Tax Analysts provides news, analysis, and commentary on the interest charge domestic international sales corporation (IC-DISC) tax regime, formerly known as the domestic international sales corporation (DISC) tax regime. In 1984, the DISC tax regime was repealed after U.S. trading partners argued that it was an illegal export subsidy in violation of the General Agreement on Tariffs and Trade and replaced by the IC-DISC tax regime.
Under section 991, an IC-DISC is not subject to federal income tax on profits from exported property and services. A corporation must elect and otherwise satisfy the conditions under section 992 to be treated as an IC-DISC. In general, an IC-DISC is a domestic corporation that derives 95 percent or more of its qualified gross receipts (as defined in section 993(a)) from services, and the sale, exchange, lease, rental, or other disposition of property, exported outside of the United States. The adjusted basis of qualified export assets (as defined in section 993(b)) held by the IC-DISC must equal or exceed 95 percent or more of the adjusted basis of all of its assets measured at the close of the tax year. The IC-DISC may only have one class of stock and the par or stated value of outstanding stock must be at least equal to $2,500 on each day of the tax year.

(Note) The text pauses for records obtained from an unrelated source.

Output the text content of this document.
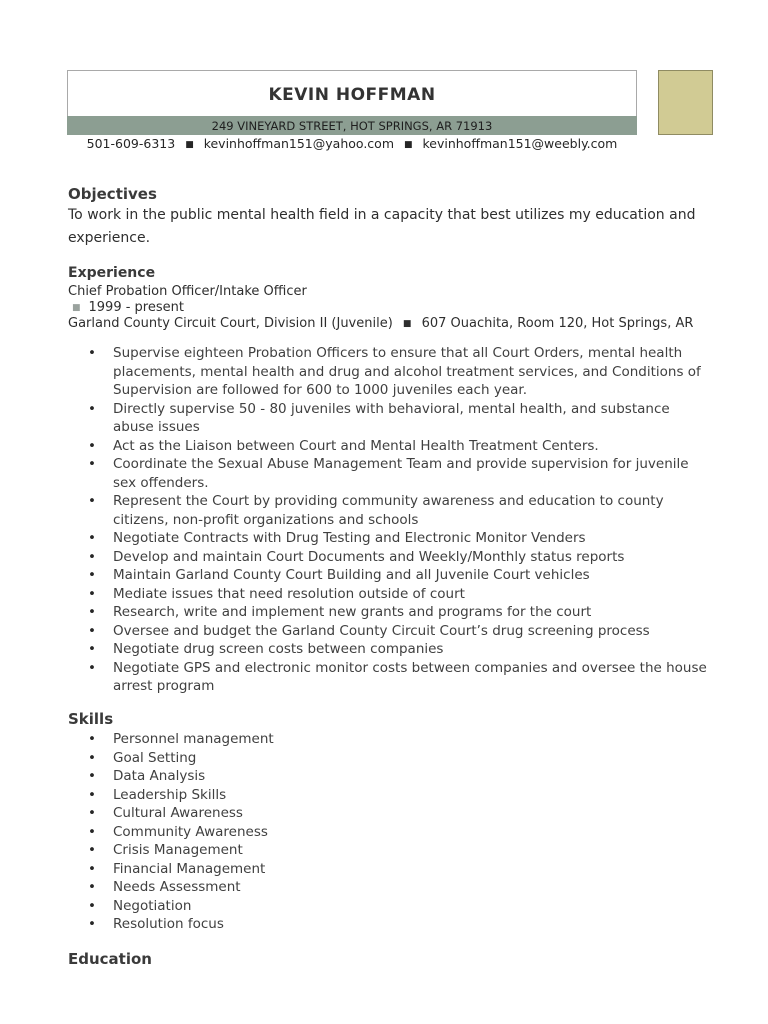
KEVIN HOFFMAN
249 VINEYARD STREET, HOT SPRINGS, AR 71913
501-609-6313 ■ kevinhoffman151@yahoo.com ■ kevinhoffman151@weebly.com
Objectives
To work in the public mental health field in a capacity that best utilizes my education and experience.
Experience
Chief Probation Officer/Intake Officer
■ 1999 - present
Garland County Circuit Court, Division II (Juvenile) ■ 607 Ouachita, Room 120, Hot Springs, AR
• Supervise eighteen Probation Officers to ensure that all Court Orders, mental health placements, mental health and drug and alcohol treatment services, and Conditions of Supervision are followed for 600 to 1000 juveniles each year.
• Directly supervise 50 - 80 juveniles with behavioral, mental health, and substance abuse issues
• Act as the Liaison between Court and Mental Health Treatment Centers.
• Coordinate the Sexual Abuse Management Team and provide supervision for juvenile sex offenders.
• Represent the Court by providing community awareness and education to county citizens, non-profit organizations and schools
• Negotiate Contracts with Drug Testing and Electronic Monitor Venders
• Develop and maintain Court Documents and Weekly/Monthly status reports
• Maintain Garland County Court Building and all Juvenile Court vehicles
• Mediate issues that need resolution outside of court
• Research, write and implement new grants and programs for the court
• Oversee and budget the Garland County Circuit Court’s drug screening process
• Negotiate drug screen costs between companies
• Negotiate GPS and electronic monitor costs between companies and oversee the house arrest program
Skills
• Personnel management
• Goal Setting
• Data Analysis
• Leadership Skills
• Cultural Awareness
• Community Awareness
• Crisis Management
• Financial Management
• Needs Assessment
• Negotiation
• Resolution focus
Education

IC-DIC shareholders, however, are subject to income tax on actual or deemed distributions from the IC-DISC. The distributions are treated as qualified dividend income under section 1(h)(11), which in 2015 is taxed at preferential tax rates. An IC-DISC allows shareholders to defer the recognition of up to $10,000,000 of annual income derived from exported property and services. Under section 995(f), shareholders must pay an interest charge on their share of IC-DISC-related deferred tax liability. For additional information, see the IRS IC-DISC audit guide.